Other solutions involve watermarks, used to identify deepfakes at the point-of-viewing. They can often be removed or forged with easy-to-use tools, thereby bypassing any watermark-based anti-deepfake solutions. They can also be removed accidentally: most social media platforms automatically remove them. Updatable watermarks, such as those that use perceptual hashes, are often vulnerable to adversarial attack and are thus low-reliability. The most popular implementation of deepfake watermarking technology is C2PA (by the Coalition for Content Provenance and Authenticity). It is designed to prevent mis-information by tracking where media comes from and storing this information in the media metadata. Unfortunately, C2PA metadata is easy to remove and will not be included on self-generated deepfakes. Additionally, it does not support the full cryptographic verification of edits to the image, which may lead to image forgeries; and suffers features severe privacy issues, which are referenced in the next section.

Our Rationale

We champion hardware-attestation. Hardware-attested cameras embed a unique proof with each photo they take, certifying that it was taken by that specific camera. This proof is created by a non-cloneable, tamper-proof chip unique to the camera, ensuring the image's authenticity. This will be backed by trust in a signer authority, such as the camera manufacturer, who can certify camera signer identities using cryptographic signatures. It is also possible for the manufacturer of a smartphone to act as the trust-root -- the hardware-attested device integrity APIs which are used to secure banking apps are suitable for this purpose. A similar process can be used for audio and video. It's cheaper to undermine software, but expensive to compromise secure chips -- that's why we prefer this approach. In summary, the attestation proof tells us that the image is taken by a honest camera, meaning we can usually trust that it is a picture of a real object. We can flag images which don’t have this proof -- guilty until proven innocent, unlike watermarks.

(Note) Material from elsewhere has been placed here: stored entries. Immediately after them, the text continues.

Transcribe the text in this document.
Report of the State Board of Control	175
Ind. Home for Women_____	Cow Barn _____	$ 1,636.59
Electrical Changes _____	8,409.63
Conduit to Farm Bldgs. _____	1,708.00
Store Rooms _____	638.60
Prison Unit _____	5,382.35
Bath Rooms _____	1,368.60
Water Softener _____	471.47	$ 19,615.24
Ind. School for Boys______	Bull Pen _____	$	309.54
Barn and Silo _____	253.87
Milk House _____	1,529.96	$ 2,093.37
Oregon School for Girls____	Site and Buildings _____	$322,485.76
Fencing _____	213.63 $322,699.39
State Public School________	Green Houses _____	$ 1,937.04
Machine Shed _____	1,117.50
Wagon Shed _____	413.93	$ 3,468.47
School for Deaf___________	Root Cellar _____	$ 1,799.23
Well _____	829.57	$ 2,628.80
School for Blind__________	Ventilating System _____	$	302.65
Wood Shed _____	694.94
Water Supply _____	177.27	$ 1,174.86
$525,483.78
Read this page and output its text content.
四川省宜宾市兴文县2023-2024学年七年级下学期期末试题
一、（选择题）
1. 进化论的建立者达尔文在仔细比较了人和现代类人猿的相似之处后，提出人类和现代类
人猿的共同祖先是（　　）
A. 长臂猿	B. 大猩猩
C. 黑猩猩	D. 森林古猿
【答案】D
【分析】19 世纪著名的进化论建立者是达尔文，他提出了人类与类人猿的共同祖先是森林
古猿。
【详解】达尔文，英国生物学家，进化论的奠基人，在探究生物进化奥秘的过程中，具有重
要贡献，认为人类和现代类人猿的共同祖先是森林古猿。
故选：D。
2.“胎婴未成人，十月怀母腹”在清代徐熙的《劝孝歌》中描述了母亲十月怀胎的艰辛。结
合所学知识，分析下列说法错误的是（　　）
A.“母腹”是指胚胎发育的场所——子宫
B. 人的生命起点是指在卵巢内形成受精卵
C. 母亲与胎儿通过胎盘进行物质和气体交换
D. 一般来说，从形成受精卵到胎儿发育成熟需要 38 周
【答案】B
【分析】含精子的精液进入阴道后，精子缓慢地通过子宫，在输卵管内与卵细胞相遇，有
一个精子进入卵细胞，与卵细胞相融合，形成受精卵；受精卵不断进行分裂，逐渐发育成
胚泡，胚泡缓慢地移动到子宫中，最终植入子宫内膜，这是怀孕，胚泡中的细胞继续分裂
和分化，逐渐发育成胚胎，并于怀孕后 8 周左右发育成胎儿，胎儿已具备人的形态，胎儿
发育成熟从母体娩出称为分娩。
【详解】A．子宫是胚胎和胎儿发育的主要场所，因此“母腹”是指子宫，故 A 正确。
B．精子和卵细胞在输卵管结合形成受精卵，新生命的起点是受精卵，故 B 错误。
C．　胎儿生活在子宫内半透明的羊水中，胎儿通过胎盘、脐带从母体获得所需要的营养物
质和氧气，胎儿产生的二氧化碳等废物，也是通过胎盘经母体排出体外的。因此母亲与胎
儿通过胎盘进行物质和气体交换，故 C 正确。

However, weak attestation systems (such as C2PA's implicit attestation) can be abused to link images to specific users or devices. By revealing all of the signatures and public keys in the cryptographic chain of trust, these schemes allow attackers to link all images that your camera has ever taken to each other: if we know that an image came from someone’s camera, we can identify all other images which came from that camera. This could be used to de-anonymise whistle-blowers who have published images from their camera under their real names. Therefore, See3 scrubs the sensitive information using ZK.

However, without additional technology, the removal of the traceable signer identities makes it impossible to blacklist malicious cameras. Yet, we need camera blacklists -- they enable social media platforms and apps to flag images which came from that particular camera which is known to have produced misleading images in the past. This is necessary to keep our system secure: since it is expensive to compromise secure hardware, and the hacked hardware becomes useless to an attacker if it has been blacklisted, the use of camera blacklists would ensure that camera-hacking is rare. Reducing the problem of camera-hacking would reduce the deepfake problem such that arbitration is capable of handling the remaining edge cases. For these reasons, See3 re-introduces the camera identifier in an encrypted form, such that only the trusted Blacklist Keeper entity can access it.